The point of course being that Christmas is becoming less of a religious holiday and more of a commercial holiday.

Or maybe capitalism is the religion of choice in the 21st century?

One way or another, the “most wonderful time of the year” ironically brings people a lot of stress.

The act of gift giving is very nice in theory and in fairness some people truly enjoy it.

But for others it’s more of a burden. Even more so when money is tight and people have to turn more creative or buy on credit.

Last month I wrote how UK retailers brace for a cold Christmas this year. Today I want to look at the other side of the coin.

How do British Christmas shoppers cope with the annual festive period?

Spend now, worry later

When thinking of Santa Claus, people picture a round man with a white beard and coloured cheeks that match his bright red costume.

But he didn’t always look that way. Even Santa went through different phases before he settled on his now iconic look.

Before the 1930s Santa Claus showed up in some circles as a tall gaunt man wearing a bishop’s robe. In others he appeared as a small elf.

But ever since Coca-Cola got the old man hooked on their sugary drinks, that was it. Santa’s been walking around with a belly that shakes like a bowl full of jelly ever since.

Father Christmas’s transformation from a lean to a well-fed man is a nice metaphor for the way the Christmas period has developed.

What was once a religious holiday is now an opportunity to spend more than we can afford. All happily endorsed by brands that will spend a record £6bn on Christmas advertising in Britain this year.

In a previous article I mentioned that British consumers are expecting to spend less on Christmas compared to last year.

Not so strange when wage growth hasn’t been able to catch up with inflation for seven months in a row.

People have less money in their pockets and retailers, who have a lot riding on this time of the year, believe they will take a hit.

Still, many will find it difficult to escape the festive spirit. Their motto must be: spend now, worry later.

A recent study found that one in four people “get caught up in the commercialism and feel under pressure to buy presents for their partner, despite not always being able to afford it,” it says in the Independent.

That’s the crux of the problem. The joyous festivities clearly become less joyful when you don’t have the money to lavishly spend on presents.

Christmas has become a social obligation that people find difficult to opt out from even when they don’t really have the money to participate.

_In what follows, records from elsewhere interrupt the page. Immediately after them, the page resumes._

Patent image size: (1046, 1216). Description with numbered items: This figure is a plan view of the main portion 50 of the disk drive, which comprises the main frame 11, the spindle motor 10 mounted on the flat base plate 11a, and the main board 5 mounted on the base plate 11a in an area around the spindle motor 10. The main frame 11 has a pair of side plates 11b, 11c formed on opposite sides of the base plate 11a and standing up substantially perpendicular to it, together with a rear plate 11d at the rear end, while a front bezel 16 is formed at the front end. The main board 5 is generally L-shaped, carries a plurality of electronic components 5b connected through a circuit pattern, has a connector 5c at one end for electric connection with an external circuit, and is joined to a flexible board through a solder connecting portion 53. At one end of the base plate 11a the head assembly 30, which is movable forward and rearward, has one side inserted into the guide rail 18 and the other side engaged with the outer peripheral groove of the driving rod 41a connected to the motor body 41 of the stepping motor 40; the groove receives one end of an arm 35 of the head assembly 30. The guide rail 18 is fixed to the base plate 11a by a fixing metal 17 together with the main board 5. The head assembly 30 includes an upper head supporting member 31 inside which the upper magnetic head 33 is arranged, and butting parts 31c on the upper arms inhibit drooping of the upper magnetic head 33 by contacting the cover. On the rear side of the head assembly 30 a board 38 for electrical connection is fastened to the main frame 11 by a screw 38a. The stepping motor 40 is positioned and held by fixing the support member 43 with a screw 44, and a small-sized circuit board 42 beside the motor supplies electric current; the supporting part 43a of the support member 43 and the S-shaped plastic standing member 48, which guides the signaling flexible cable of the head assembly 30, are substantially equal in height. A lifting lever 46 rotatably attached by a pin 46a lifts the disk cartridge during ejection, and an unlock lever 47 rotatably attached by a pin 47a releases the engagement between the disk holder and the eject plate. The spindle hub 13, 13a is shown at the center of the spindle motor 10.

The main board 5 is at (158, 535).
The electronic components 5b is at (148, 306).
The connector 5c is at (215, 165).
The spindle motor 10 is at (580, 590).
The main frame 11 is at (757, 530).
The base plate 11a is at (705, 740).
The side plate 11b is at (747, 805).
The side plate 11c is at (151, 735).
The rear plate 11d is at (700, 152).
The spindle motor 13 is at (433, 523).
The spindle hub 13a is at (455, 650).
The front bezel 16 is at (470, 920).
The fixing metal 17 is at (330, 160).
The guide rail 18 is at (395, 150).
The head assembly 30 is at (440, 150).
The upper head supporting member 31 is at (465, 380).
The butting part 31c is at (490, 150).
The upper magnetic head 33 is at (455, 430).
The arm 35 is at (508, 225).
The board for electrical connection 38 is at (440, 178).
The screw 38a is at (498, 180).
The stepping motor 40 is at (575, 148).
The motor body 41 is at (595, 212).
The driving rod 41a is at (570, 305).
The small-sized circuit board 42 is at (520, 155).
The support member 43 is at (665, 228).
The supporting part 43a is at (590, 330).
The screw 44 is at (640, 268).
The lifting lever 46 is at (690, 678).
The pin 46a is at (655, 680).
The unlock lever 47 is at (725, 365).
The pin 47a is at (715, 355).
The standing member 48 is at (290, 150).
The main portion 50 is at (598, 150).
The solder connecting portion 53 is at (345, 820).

So what do people do when they want to take part in all the Christmas glee anyway?

Christmas hangover

Well, they borrow.

About six in ten British households are taking out loans or using their credit cards to pay for Christmas gifts.

More than half of British families (56%) admit that they’re making “significant financial sacrifices” to put some presents under the Christmas tree.

For families with kids this figure is 76%.

I’m not surprised so many people turn to credit because it seems to have become readily available again.

This week alone I received two letters from companies suggesting I take out a line of credit with them. I can see why it tempts people to accept these offers, especially in the month December.

Only problem is that this short-term “joy” tends to turn into a long-term headache.

People delay paying rent, mortgage and other household bills while it takes households that choose to borrow on average four and a half months to pay back the money.

“Unsurprisingly many people want to forget financial problems at this time of year but splurging over Christmas is leaving many households with a hangover they can’t shift for several months,” savings expert Calum Bennie told IB Times.

“By all means enjoy the holidays, but don’t become too reckless in the face of peer pressure or idealised visions of what Christmas should be from TV advertising or retailers.”

I guess there’s never a good time to get into a lot of debt, but it could be even more problematic now.

Britain’s facing the longest fall in living standards for more than 60 years. Rather than taking out more credit, households should be building up reserves.

It looks like shedding holiday weight won’t be people’s biggest post-Christmas problem this year.